Er sagte, das Unternehmen suche nach Wegen, diese Anfragen zu beantworten, ohne Maßnahmen zu ergreifen, die breitere Aktionärsinteressen schaden könnten. Seine Äußerungen zeigen, dass das Unternehmen noch keine endgültige Entscheidung getroffen hat, ob es die Bitcoins verkaufen oder die Treasury-Strategie beibehalten wird.

Darüber hinaus hatte Satsuma seinen Bitcoin-Treasury-Ansatz nach der Beschaffung von 220 Millionen US-Dollar im August letzten Jahres eingeführt. Diese Strategie positionierte das Unternehmen unter einer wachsenden Gruppe börsennotierter Firmen, die Bitcoin als Reservevermögen nutzen.

Dieser Schritt stand seitdem unter Druck. Bitcoin ist fast 40% von seinem Rekordhoch gefallen, während die Aktien von Satsuma seit ihrem Höchststand im Juni letzten Jahres um mehr als 99% eingebrochen sind. Der Ausverkauf hat den Marktwert des Unternehmens unter den Wert der von ihm gehaltenen Bitcoins gedrückt.

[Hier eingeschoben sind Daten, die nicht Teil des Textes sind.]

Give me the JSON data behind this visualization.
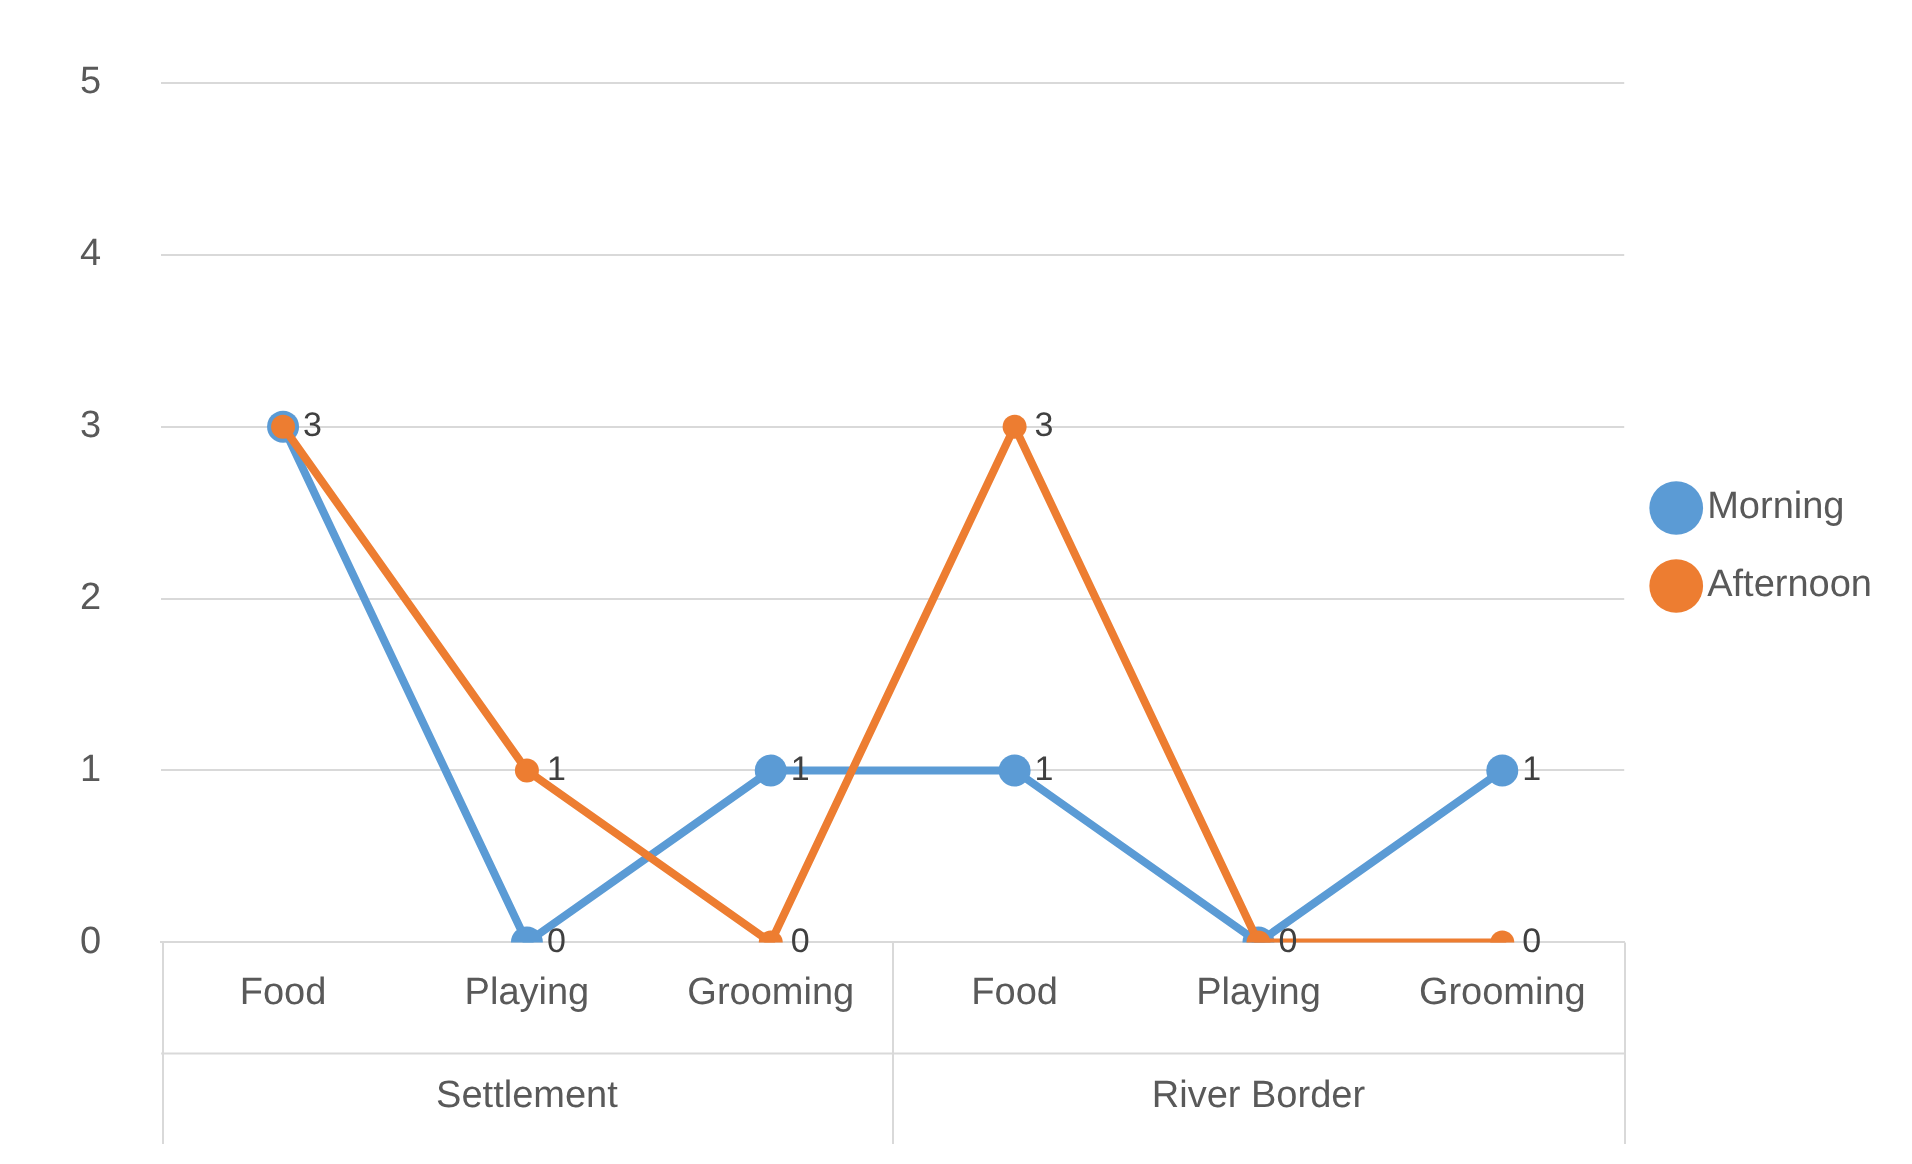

Satsuma bleibt ein kleiner Treasury-Halter

Satsuma belegt derzeit den 57. Platz unter den Bitcoin-Treasury-Unternehmen nach Beständen. Seine 646 BTC-Position bleibt gering im Vergleich zu größeren börsennotierten Firmen, die Bitcoin in ihren Bilanzen halten.

Strategy bleibt der größte Bitcoin-Halter unter Unternehmen mit 815.061 BTC. Diese Lücke zeigt, wie begrenzt Satsumas Position innerhalb des breiteren Treasury-Marktes ist. 

Dennoch ist die Debatte um seine Bestände sichtbarer geworden, da Aktionäre hinterfragen, ob das Halten der Bitcoins dem Unternehmen besser dient als die Rückgabe von Bargeld an die Investoren.